If such a large percentage of available silver in thousand-ounce bar form has been purchased, why has the price not exploded? The big shorts are selling new SLV shares. In other word, they are shorting additional silver to keep the price down and prevent a price run on silver. To make matters worse, they are borrowing or leasing the silver to deposit in SLV which is in effect another short since that silver must be paid back. The authorized participants doing this in SLV are no doubt connected to the 4 big shorts on the COMEX. The only reason they would sell so aggressively at such low prices and further compound their position by borrowing physical silver at such low prices is to prevent the SLV price from rising.

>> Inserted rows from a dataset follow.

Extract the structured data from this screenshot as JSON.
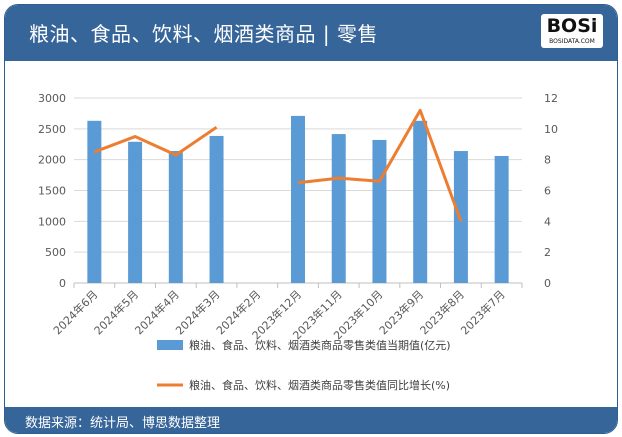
{
  "header": {
    "title": "粮油、食品、饮料、烟酒类商品 | 零售",
    "logo_text": "BOSi",
    "logo_sub": "BOSIDATA.COM"
  },
  "footer": {
    "source": "数据来源：统计局、博思数据整理"
  },
  "colors": {
    "bar": "#5b9bd5",
    "line": "#ed7d31",
    "header": "#366599"
  },
  "chart_data": {
    "type": "bar+line",
    "categories": [
      "2024年6月",
      "2024年5月",
      "2024年4月",
      "2024年3月",
      "2024年2月",
      "2023年12月",
      "2023年11月",
      "2023年10月",
      "2023年9月",
      "2023年8月",
      "2023年7月"
    ],
    "series": [
      {
        "name": "粮油、食品、饮料、烟酒类商品零售类值当期值(亿元)",
        "type": "bar",
        "axis": "left",
        "values": [
          2630,
          2290,
          2140,
          2385,
          null,
          2710,
          2415,
          2320,
          2630,
          2140,
          2060
        ]
      },
      {
        "name": "粮油、食品、饮料、烟酒类商品零售类值同比增长(%)",
        "type": "line",
        "axis": "right",
        "values": [
          8.5,
          9.5,
          8.3,
          10.1,
          null,
          6.5,
          6.8,
          6.6,
          11.2,
          4.0,
          null
        ]
      }
    ],
    "ylim_left": [
      0,
      3000
    ],
    "yticks_left": [
      "0",
      "500",
      "1000",
      "1500",
      "2000",
      "2500",
      "3000"
    ],
    "ylim_right": [
      0,
      12
    ],
    "yticks_right": [
      "0",
      "2",
      "4",
      "6",
      "8",
      "10",
      "12"
    ],
    "grid": true,
    "legend": "bottom"
  }
}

Another consideration is the dramatic tightening of inter-month spread differentials in both COMEX gold and silver futures contracts. Last spring the spreads blew out to unprecedented wide levels and now they have tightened in nearly as dramatically. My conclusion is that this is a strong indication of wholesale physical tightness in both gold and silver.
When something is cheap, as silver surely is, it makes sense to buy it and not sell it, and certainly not sell it short. Yet, that is precisely what the big shorts are doing on the COMEX and in SLV by leasing the metal they are depositing. Leasing is nothing more than another version of short selling. And the only possible motivation for the big new short selling by the big shorts is to keep prices from rising, which is about as illegal and manipulative as it gets.
Everyone watching silver has to be shocked by the developments of the past few days. You can be sure the big shorts were just as shocked. This Robinhood/Reddit development was a true bolt out of the blue, completely unexpected, and earthshaking in significance. The best the big shorts have been able to do in reaction is to short more COMEX contracts and borrow scads of physical metal to throw at the SLV and perhaps influence Robinhood to prevent its clients from buying SLV. The only question that remains, is will the big shorts succeed in stemming the rising price tide in silver?